1. Il est indispensable que l'application des lois fédérales soit la plus homogène possible. C'est un problème récurrent dont s'était saisie la Commission de gestion. C'est un problème récurrent dans notre système fédéraliste, mais il a, dans le domaine de l'asile, pris une ampleur qui n'est plus acceptable. Et là aussi, la voie est étroite entre cette nécessité et le respect de l'autonomie des cantons. Nous touchons là également une des limites du fédéralisme.

2. L'autre domaine relève des exigences de notre démocratie directe. Devons-nous prendre en compte ou non les "signes", parfois même contradictoires, que nous envoie la population? Le rejet de la naturalisation facilitée et l'acceptation de l'internement à vie m'ont interpellée sur les exigences que nous impose la démocratie directe, et surtout sur notre capacité à convaincre la population concernant des projets qui avaient pourtant recueilli une large adhésion au sein de notre Parlement.

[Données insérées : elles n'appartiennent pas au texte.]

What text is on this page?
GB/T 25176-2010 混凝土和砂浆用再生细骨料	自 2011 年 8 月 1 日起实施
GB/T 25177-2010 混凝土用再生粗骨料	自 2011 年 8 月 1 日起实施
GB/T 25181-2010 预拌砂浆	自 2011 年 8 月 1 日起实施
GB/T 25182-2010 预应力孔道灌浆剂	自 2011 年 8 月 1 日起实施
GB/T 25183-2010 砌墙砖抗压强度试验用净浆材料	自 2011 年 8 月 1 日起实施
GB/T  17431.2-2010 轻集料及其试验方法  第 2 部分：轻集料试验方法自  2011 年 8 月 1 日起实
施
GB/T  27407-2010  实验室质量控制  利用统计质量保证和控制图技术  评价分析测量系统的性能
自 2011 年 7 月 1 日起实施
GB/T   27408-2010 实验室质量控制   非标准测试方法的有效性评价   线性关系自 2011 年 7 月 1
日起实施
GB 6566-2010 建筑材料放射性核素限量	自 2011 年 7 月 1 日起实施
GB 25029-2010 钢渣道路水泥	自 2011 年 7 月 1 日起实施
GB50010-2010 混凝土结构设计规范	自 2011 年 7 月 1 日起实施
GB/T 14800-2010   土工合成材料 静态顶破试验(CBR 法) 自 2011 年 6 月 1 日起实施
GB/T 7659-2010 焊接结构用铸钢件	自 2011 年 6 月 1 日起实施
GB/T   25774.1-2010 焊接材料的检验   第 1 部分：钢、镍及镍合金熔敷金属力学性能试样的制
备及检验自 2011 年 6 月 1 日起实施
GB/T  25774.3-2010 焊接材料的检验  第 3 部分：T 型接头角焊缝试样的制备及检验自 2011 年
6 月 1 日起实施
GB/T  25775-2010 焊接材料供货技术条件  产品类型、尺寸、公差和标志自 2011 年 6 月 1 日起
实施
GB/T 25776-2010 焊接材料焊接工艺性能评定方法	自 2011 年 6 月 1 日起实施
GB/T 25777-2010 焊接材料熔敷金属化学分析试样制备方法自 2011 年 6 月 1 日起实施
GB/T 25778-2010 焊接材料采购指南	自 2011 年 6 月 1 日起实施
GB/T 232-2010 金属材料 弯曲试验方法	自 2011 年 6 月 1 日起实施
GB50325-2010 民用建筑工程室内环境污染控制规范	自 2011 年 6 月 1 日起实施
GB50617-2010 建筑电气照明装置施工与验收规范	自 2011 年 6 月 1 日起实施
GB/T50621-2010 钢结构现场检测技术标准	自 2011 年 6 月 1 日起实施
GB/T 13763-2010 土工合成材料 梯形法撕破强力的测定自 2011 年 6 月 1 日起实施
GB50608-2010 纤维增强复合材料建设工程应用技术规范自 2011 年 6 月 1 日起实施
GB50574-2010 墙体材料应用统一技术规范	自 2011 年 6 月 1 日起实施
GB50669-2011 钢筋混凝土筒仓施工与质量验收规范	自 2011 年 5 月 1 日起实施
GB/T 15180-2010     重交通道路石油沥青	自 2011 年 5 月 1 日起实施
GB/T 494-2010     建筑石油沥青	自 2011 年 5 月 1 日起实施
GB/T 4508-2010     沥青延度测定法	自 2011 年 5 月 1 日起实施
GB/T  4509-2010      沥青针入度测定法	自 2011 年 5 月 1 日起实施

La troisième, et dernière, réflexion est plus personnelle car elle touche une conviction profonde que j'ai. Si la politique est un engagement sur des valeurs, des convictions et des principes, son rôle est de trouver des solutions. J'admire ceux qui ont des certitudes dans tous les domaines, qu'ils soient à droite ou à gauche. Moi, j'avoue humblement que ce n'est pas mon cas et que je m'interroge beaucoup, que j'ai des doutes sur les choix que j'ai faits. Mais je suis sûre que dans la situation actuelle, des décisions doivent être prises. Je ne sais pas si elles seront les bonnes, mais je les assume car je dois avouer que, sur toutes les questions juridiques, je n'ai pas les connaissances nécessaires pour apprécier si les réponses qui nous ont été apportées sur des problèmes extrêmement délicats sont satisfaisantes ou pas. C'est pourquoi j'attends encore beaucoup de choses de ce débat.

Ce que je sais, c'est que ni nos collègues socialistes, ni les oeuvres d'entraide, ni les Eglises ne m'ont apporté de solutions qui permettraient de répondre aux préoccupations dont je vous ai fait part, et, personnellement, j'avoue que je n'en ai pas trouvé de meilleures à vous proposer. L'attitude qui consiste à laisser du temps au temps - selon une célèbre formule -, en espérant que cela résoudra les problèmes, n'est pour moi pas responsable et elle a toujours été démentie par les faits.

En ce sens, je vous invite à entrer en matière et à rejeter la proposition de renvoi Sommaruga.